BASF CORPORATION v. SNF HOLDING COMPANY
Before Lourie, Moore, and Chen. Appeal from the United States District Court for the Southern District of Georgia.
Summary: A third party’s sale of products made by a secret process may not create a bar to another inventor patenting the process under pre-AIA § 102, unless the essential features of the claimed process are embodied in a product sold or offered for sale before the critical date.
BASF Corporation (“BASF”) filed a complaint in District Court alleging infringement of its patent directed to an improved process for preparing high-molecular-weight polymers by the Defendants. Defendants filed a motion for summary judgment, arguing unpatentability under pre-AIA § 102(a) and § 102(b). Defendants asserted that a third party’s (Sanyo) process for manufacturing preparing high-molecular-weight polymers anticipated and rendered obvious claims in the BASF patent, and that Sanyo had entered into an exclusive license allowing another to make, use, and sell its polymers in the Americas. The licensee was obligated to protect the secrecy of Sanyo’s confidential information for ten years and was only allowed to disclose such information to its employees and subcontractors to the extent necessary to build and operate the plant. Based on the Sanyo License agreement, the district court granted SNF’s motion for summary judgment on all issues. BASF appealed.

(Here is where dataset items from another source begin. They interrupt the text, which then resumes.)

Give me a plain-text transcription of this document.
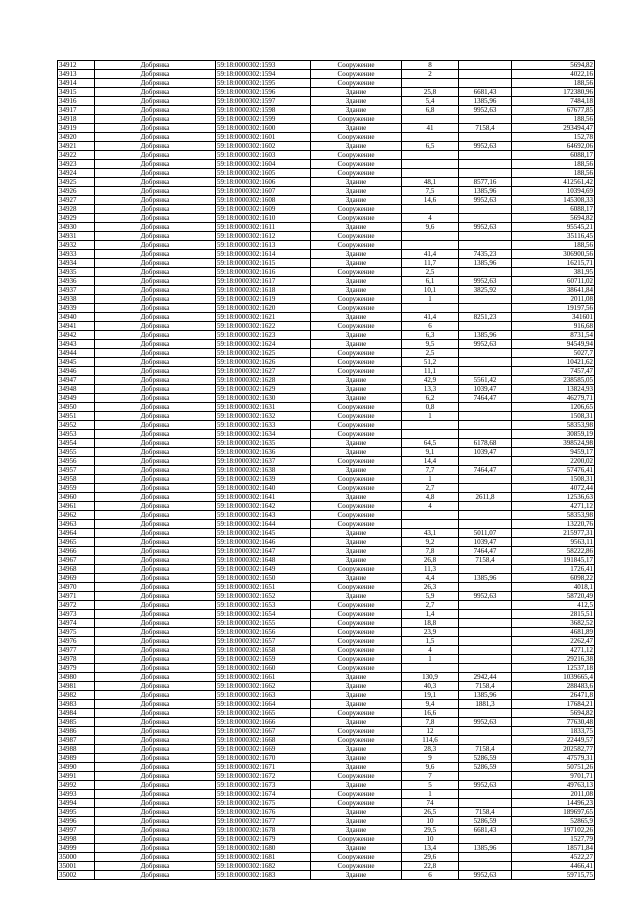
34912	Добрянка	59:18:0000302:1593	Сооружение	8		5694,82
34913	Добрянка	59:18:0000302:1594	Сооружение	2		4022,16
34914	Добрянка	59:18:0000302:1595	Сооружение			188,56
34915	Добрянка	59:18:0000302:1596	Здание	25,8	6681,43	172380,96
34916	Добрянка	59:18:0000302:1597	Здание	5,4	1385,96	7484,18
34917	Добрянка	59:18:0000302:1598	Здание	6,8	9952,63	67677,85
34918	Добрянка	59:18:0000302:1599	Сооружение			188,56
34919	Добрянка	59:18:0000302:1600	Здание	41	7158,4	293494,47
34920	Добрянка	59:18:0000302:1601	Сооружение			152,78
34921	Добрянка	59:18:0000302:1602	Здание	6,5	9952,63	64692,06
34922	Добрянка	59:18:0000302:1603	Сооружение			6088,17
34923	Добрянка	59:18:0000302:1604	Сооружение			188,56
34924	Добрянка	59:18:0000302:1605	Сооружение			188,56
34925	Добрянка	59:18:0000302:1606	Здание	48,1	8577,16	412561,42
34926	Добрянка	59:18:0000302:1607	Здание	7,5	1385,96	10394,69
34927	Добрянка	59:18:0000302:1608	Здание	14,6	9952,63	145308,33
34928	Добрянка	59:18:0000302:1609	Сооружение			6088,17
34929	Добрянка	59:18:0000302:1610	Сооружение	4		5694,82
34930	Добрянка	59:18:0000302:1611	Здание	9,6	9952,63	95545,21
34931	Добрянка	59:18:0000302:1612	Сооружение			35116,45
34932	Добрянка	59:18:0000302:1613	Сооружение			188,56
34933	Добрянка	59:18:0000302:1614	Здание	41,4	7435,23	306900,56
34934	Добрянка	59:18:0000302:1615	Здание	11,7	1385,96	16215,71
34935	Добрянка	59:18:0000302:1616	Сооружение	2,5		381,95
34936	Добрянка	59:18:0000302:1617	Здание	6,1	9952,63	60711,02
34937	Добрянка	59:18:0000302:1618	Здание	10,1	3825,92	38641,84
34938	Добрянка	59:18:0000302:1619	Сооружение	1		2011,08
34939	Добрянка	59:18:0000302:1620	Сооружение			19197,56
34940	Добрянка	59:18:0000302:1621	Здание	41,4	8251,23	341601
34941	Добрянка	59:18:0000302:1622	Сооружение	6		916,68
34942	Добрянка	59:18:0000302:1623	Здание	6,3	1385,96	8731,54
34943	Добрянка	59:18:0000302:1624	Здание	9,5	9952,63	94549,94
34944	Добрянка	59:18:0000302:1625	Сооружение	2,5		5027,7
34945	Добрянка	59:18:0000302:1626	Сооружение	51,2		10421,62
34946	Добрянка	59:18:0000302:1627	Сооружение	11,1		7457,47
34947	Добрянка	59:18:0000302:1628	Здание	42,9	5561,42	238585,05
34948	Добрянка	59:18:0000302:1629	Здание	13,3	1039,47	13824,93
34949	Добрянка	59:18:0000302:1630	Здание	6,2	7464,47	46279,71
34950	Добрянка	59:18:0000302:1631	Сооружение	0,8		1206,65
34951	Добрянка	59:18:0000302:1632	Сооружение	1		1508,31
34952	Добрянка	59:18:0000302:1633	Сооружение			58353,98
34953	Добрянка	59:18:0000302:1634	Сооружение			30859,19
34954	Добрянка	59:18:0000302:1635	Здание	64,5	6178,68	398524,98
34955	Добрянка	59:18:0000302:1636	Здание	9,1	1039,47	9459,17
34956	Добрянка	59:18:0000302:1637	Сооружение	14,4		2200,02
34957	Добрянка	59:18:0000302:1638	Здание	7,7	7464,47	57476,41
34958	Добрянка	59:18:0000302:1639	Сооружение	1		1508,31
34959	Добрянка	59:18:0000302:1640	Сооружение	2,7		4072,44
34960	Добрянка	59:18:0000302:1641	Здание	4,8	2611,8	12536,63
34961	Добрянка	59:18:0000302:1642	Сооружение	4		4271,12
34962	Добрянка	59:18:0000302:1643	Сооружение			58353,98
34963	Добрянка	59:18:0000302:1644	Сооружение			13220,76
34964	Добрянка	59:18:0000302:1645	Здание	43,1	5011,07	215977,31
34965	Добрянка	59:18:0000302:1646	Здание	9,2	1039,47	9563,11
34966	Добрянка	59:18:0000302:1647	Здание	7,8	7464,47	58222,86
34967	Добрянка	59:18:0000302:1648	Здание	26,8	7158,4	191845,17
34968	Добрянка	59:18:0000302:1649	Сооружение	11,3		1726,41
34969	Добрянка	59:18:0000302:1650	Здание	4,4	1385,96	6098,22
34970	Добрянка	59:18:0000302:1651	Сооружение	26,3		4018,1
34971	Добрянка	59:18:0000302:1652	Здание	5,9	9952,63	58720,49
34972	Добрянка	59:18:0000302:1653	Сооружение	2,7		412,5
34973	Добрянка	59:18:0000302:1654	Сооружение	1,4		2815,51
34974	Добрянка	59:18:0000302:1655	Сооружение	18,8		3682,52
34975	Добрянка	59:18:0000302:1656	Сооружение	23,9		4681,89
34976	Добрянка	59:18:0000302:1657	Сооружение	1,5		2262,47
34977	Добрянка	59:18:0000302:1658	Сооружение	4		4271,12
34978	Добрянка	59:18:0000302:1659	Сооружение	1		29216,38
34979	Добрянка	59:18:0000302:1660	Сооружение			12537,18
34980	Добрянка	59:18:0000302:1661	Здание	130,9	2942,44	1039665,4
34981	Добрянка	59:18:0000302:1662	Здание	40,3	7158,4	288483,6
34982	Добрянка	59:18:0000302:1663	Здание	19,1	1385,96	26471,8
34983	Добрянка	59:18:0000302:1664	Здание	9,4	1881,3	17684,21
34984	Добрянка	59:18:0000302:1665	Сооружение	16,6		5694,82
34985	Добрянка	59:18:0000302:1666	Здание	7,8	9952,63	77630,48
34986	Добрянка	59:18:0000302:1667	Сооружение	12		1833,75
34987	Добрянка	59:18:0000302:1668	Сооружение	114,6		22449,57
34988	Добрянка	59:18:0000302:1669	Здание	28,3	7158,4	202582,77
34989	Добрянка	59:18:0000302:1670	Здание	9	5286,59	47579,31
34990	Добрянка	59:18:0000302:1671	Здание	9,6	5286,59	50751,26
34991	Добрянка	59:18:0000302:1672	Сооружение	7		9701,71
34992	Добрянка	59:18:0000302:1673	Здание	5	9952,63	49763,13
34993	Добрянка	59:18:0000302:1674	Сооружение	1		2011,08
34994	Добрянка	59:18:0000302:1675	Сооружение	74		14496,23
34995	Добрянка	59:18:0000302:1676	Здание	26,5	7158,4	189697,65
34996	Добрянка	59:18:0000302:1677	Здание	10	5286,59	52865,9
34997	Добрянка	59:18:0000302:1678	Здание	29,5	6681,43	197102,26
34998	Добрянка	59:18:0000302:1679	Сооружение	10		1527,79
34999	Добрянка	59:18:0000302:1680	Здание	13,4	1385,96	18571,84
35000	Добрянка	59:18:0000302:1681	Сооружение	29,6		4522,27
35001	Добрянка	59:18:0000302:1682	Сооружение	22,8		4466,41
35002	Добрянка	59:18:0000302:1683	Здание	6	9952,63	59715,75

On appeal, BASF argued the district court misinterpreted the phrase “known or used” in § 102(a) and erroneously disregarded the confidentiality of the licensee’s knowledge and use. The Court agreed with BASF, stating the “known or used” prong of § 102(a) means “knowledge or use which is accessible to the public.” As such, prior knowledge or use that is not accessible to the public upon reasonable inquiry confers no benefit on the public, and thus does not suffice as a defense under § 102(a). BASF next argued that the district court misinterpreted the public-use bar of § 102(b) to apply to a third party’s secret commercial use. The Court agreed with BASF, stating the public-use bar only applies to uses “not purposely hidden.” The Court also stated a third party’s sale of products made by a secret process does not create a bar to another inventor patenting the process. Finally, BASF argued that neither the Sanyo license agreement itself, nor the acquisition of the licensee by another company, is a sale of the invention within the meaning of § 102(b). The Court agreed, noting that although in certain circumstances, a process may be sold in a manner which triggers the on-sale bar, in this case, the essential features of the claimed process were not embodied in a product sold or offered for sale before the critical date. The Court ultimately determined that the record reveals genuine issues of fact as to whether the Sanyo process was “known or used” or was publicly used in accordance with the Court’s guidance and remanded for further proceedings.